Are your cats soulmates? Do they love snuggling up together and do they almost always get along well? Then a move to a new home will not normally cause any problems. It is different if the two have always seemed to tolerate rather than love each other up to now. In this case, each of them will first try to stake out its territory and might even have its eye on claiming everything for itself right from the start. In this and in some other cases it may be necessary to temporarily separate the cats by giving one of them a room of their own with all its belongings. Only when the quarrelsome cats have calmed down again and no longer attack each other as soon as the door is opened, should they be kept together again. This can take a few days, and sometimes even weeks. Patience is key here. It is sometimes advisable to swap their territories to ensure that they are on an equal footing.

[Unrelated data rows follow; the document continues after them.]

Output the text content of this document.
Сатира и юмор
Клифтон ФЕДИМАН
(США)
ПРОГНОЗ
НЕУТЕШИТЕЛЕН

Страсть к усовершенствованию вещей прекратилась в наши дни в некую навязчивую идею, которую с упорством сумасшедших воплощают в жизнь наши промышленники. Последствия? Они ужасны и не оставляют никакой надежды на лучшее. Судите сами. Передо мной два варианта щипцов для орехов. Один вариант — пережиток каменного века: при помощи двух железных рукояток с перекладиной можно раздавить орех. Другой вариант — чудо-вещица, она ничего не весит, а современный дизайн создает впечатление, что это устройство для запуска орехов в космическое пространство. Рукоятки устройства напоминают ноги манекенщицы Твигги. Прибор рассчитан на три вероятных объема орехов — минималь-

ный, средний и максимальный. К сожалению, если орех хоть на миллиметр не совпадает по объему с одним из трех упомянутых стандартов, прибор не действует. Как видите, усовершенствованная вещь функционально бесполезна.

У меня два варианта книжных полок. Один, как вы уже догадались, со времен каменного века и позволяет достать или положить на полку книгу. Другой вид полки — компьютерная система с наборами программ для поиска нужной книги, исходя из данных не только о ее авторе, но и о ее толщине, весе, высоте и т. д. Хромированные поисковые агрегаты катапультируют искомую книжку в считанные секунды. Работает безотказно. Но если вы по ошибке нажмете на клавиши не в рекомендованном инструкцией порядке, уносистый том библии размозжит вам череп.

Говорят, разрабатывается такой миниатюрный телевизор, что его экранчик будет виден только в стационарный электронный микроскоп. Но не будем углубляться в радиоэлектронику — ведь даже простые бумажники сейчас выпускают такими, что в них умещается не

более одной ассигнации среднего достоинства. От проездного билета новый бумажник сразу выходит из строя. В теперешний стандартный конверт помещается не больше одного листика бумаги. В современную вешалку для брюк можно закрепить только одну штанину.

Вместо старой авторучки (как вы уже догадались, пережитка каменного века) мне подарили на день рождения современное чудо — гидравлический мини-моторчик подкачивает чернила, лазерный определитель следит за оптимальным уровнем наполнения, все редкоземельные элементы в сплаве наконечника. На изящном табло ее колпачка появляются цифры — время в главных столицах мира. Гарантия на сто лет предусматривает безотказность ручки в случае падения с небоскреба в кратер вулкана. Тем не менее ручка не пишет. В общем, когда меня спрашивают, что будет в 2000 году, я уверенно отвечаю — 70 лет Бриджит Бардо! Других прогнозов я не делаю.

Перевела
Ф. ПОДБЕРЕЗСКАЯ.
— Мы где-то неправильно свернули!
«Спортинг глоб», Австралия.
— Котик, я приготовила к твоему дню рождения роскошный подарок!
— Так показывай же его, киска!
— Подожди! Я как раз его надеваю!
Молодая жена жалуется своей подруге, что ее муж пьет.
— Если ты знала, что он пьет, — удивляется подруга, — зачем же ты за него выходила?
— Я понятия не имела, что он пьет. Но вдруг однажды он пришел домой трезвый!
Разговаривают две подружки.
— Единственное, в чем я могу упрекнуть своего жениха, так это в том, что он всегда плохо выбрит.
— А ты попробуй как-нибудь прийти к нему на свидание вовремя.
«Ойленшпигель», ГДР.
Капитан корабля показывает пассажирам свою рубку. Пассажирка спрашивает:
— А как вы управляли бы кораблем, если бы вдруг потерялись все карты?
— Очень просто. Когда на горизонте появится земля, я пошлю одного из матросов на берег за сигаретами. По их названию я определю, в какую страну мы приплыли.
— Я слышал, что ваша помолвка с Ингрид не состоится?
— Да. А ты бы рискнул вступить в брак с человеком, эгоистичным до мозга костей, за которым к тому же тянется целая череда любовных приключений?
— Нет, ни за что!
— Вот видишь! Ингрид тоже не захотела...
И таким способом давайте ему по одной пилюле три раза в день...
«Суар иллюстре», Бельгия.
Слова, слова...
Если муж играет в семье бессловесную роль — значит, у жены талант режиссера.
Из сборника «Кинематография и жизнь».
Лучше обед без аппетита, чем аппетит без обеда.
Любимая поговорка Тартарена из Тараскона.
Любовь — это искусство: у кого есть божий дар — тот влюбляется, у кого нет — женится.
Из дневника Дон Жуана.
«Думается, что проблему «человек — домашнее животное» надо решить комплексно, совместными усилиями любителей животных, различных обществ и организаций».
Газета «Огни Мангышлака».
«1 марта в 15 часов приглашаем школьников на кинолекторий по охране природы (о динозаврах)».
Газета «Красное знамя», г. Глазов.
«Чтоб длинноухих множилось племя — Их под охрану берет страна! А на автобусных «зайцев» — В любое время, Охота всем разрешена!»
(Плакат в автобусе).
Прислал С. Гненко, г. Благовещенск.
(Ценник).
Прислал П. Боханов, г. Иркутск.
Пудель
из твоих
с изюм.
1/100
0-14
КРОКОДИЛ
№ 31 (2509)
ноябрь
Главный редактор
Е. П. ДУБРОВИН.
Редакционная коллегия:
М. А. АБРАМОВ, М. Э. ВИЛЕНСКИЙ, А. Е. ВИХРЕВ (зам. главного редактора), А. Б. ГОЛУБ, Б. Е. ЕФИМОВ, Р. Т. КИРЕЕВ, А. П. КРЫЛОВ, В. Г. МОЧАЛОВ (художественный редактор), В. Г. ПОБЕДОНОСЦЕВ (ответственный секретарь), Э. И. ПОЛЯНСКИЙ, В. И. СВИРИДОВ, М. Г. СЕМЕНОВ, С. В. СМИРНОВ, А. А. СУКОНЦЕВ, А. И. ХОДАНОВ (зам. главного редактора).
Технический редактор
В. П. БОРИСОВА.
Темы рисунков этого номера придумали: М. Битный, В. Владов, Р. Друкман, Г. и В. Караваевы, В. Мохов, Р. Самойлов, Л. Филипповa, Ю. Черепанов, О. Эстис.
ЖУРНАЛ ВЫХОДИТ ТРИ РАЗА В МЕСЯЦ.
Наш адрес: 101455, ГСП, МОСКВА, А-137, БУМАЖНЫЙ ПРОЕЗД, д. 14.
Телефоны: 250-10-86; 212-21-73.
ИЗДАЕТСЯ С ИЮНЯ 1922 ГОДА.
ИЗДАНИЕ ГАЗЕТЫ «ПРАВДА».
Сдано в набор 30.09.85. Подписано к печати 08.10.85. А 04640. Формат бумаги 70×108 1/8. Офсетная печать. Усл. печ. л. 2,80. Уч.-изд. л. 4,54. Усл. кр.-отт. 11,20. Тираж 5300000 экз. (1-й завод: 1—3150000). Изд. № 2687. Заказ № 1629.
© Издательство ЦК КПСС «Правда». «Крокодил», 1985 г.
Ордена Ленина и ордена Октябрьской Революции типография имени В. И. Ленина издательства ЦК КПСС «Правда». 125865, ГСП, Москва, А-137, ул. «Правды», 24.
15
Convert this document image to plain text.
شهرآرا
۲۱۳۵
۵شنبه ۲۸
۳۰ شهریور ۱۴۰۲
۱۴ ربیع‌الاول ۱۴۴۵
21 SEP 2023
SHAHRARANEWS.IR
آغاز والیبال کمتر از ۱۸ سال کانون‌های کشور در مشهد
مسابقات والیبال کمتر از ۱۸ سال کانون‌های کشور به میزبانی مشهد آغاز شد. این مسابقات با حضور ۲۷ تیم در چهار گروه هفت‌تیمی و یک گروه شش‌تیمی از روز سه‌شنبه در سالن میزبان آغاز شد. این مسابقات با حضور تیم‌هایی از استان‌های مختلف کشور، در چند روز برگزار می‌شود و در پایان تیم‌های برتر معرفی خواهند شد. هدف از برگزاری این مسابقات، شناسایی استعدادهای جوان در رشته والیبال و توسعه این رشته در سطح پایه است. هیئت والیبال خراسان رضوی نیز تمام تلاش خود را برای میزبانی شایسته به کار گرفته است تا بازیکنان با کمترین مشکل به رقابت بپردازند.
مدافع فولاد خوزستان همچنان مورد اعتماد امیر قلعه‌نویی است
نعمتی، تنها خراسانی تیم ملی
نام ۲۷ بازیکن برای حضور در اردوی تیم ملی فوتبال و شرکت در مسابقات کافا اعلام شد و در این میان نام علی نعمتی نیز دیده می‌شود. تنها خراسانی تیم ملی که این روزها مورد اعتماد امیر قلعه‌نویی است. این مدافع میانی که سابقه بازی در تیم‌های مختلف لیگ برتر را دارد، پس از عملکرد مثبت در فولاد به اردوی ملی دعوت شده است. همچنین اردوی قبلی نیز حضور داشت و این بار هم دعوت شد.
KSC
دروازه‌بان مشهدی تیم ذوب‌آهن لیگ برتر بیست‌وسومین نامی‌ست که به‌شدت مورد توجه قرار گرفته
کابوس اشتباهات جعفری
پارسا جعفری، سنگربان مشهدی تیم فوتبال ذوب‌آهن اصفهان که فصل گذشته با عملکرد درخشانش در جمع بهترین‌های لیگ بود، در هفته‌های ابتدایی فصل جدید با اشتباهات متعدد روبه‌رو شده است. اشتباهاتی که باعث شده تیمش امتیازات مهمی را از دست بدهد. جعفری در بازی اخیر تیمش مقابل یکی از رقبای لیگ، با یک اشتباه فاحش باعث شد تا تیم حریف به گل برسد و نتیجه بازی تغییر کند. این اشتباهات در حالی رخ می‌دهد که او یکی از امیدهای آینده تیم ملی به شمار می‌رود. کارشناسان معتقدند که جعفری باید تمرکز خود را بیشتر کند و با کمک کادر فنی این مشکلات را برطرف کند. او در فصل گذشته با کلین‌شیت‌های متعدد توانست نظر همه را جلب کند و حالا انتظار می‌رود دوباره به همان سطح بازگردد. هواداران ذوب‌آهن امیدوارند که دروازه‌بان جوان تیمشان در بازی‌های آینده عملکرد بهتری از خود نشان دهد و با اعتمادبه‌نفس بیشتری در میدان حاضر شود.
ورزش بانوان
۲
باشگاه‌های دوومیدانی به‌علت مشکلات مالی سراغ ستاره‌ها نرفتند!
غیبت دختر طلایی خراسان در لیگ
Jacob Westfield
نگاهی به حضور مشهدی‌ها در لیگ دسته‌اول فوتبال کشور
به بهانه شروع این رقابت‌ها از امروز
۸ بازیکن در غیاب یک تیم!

Should I intervene when my cats fight?

Hissing, screeching, scratching and biting are all part of the language of cats. Even though this may appear rather ferocious to us, there is no need to intervene during a brief confrontation. But if one of the cats is clearly losing the fight, is frightened and has no means of escape, you should step in! It is, however, too dangerous to intervene directly in the fight. Clap your hands, shout, use a cushion or make a loud noise by throwing a suitable object onto the floor near the cats. Sometimes a jet of water from a flower sprayer will also help. As soon as your two pets let go of each other, grab one of them and put it in a separate room. Just like when two cats are reunited, it may be necessary to let them gradually get used to one another again over an extended period of time. Try to identify and eliminate the cause of the disagreement. However, do not reunite the cats too soon. Observe the situation and try to establish positive associations, for example by rewarding both cats with treats when they look at each other through a gap in the door or a grate. With plenty of patience and some specific measures, it is almost always possible for the two cats to live together in peace. However, if one of them has been suffering for months on end and there is no chance of improvement in sight, the last resort may be to give one of the animals away.